Every two years, the Consortium on Chicago School Research surveys all Chicago public school teachers and sixth- through 10th-grade students. Teachers answer questions on classroom instruction, their professional development experiences, and the conditions under which they work. Students report on their school experiences, attitudes, and activities.

The Consortium has grouped these survey responses into about 25 composite measures of school development. These composite measures have been grouped further under the five Essential Supports for Student Learning.

The Essential Supports are, as identified by Consortium research, School Leadership, Parent and Community Partnerships, Student-Centered Learning Climate, Professional Capacity, and Quality Instructional Program.

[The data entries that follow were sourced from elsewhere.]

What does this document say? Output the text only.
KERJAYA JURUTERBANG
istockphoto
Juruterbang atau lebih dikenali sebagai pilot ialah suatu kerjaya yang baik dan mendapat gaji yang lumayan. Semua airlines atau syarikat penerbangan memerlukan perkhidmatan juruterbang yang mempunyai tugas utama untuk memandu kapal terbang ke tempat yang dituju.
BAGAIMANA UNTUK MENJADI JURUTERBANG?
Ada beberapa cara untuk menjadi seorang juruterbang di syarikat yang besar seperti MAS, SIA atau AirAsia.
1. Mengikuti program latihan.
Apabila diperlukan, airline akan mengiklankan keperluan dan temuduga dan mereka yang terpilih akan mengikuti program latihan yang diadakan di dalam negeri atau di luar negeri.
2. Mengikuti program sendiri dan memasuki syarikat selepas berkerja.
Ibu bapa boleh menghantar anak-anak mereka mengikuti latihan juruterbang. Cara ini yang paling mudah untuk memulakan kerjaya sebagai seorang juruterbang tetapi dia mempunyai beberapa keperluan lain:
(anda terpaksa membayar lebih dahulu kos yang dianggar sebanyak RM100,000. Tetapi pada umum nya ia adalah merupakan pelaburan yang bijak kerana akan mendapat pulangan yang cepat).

Our research has shown that student learning improves most in schools where multiple, related Essential Supports are implemented and evaluated on an ongoing basis.

In addition to these indicators of school development, the Consortium also has formed seven measures from survey items that ask teachers and students about computer access, computer usage, and the availability of resources that facilitate the inclusion of technology in the classroom.

Sorted by the Essential Supports, this report provides both a snapshot of the 2003 survey results and graphs of survey response trends from 1994 to 2003. Snapshots categorize participants’ endorsement of each measure, ranging from weak to strong. Trend graphs display how average responses have changed in both elementary and high schools over the period from 1994 to 2003. The report also provides a snapshot of the 2003 survey results and graphs of survey measure response trends for Technology Use and Support from 2001 to 2003.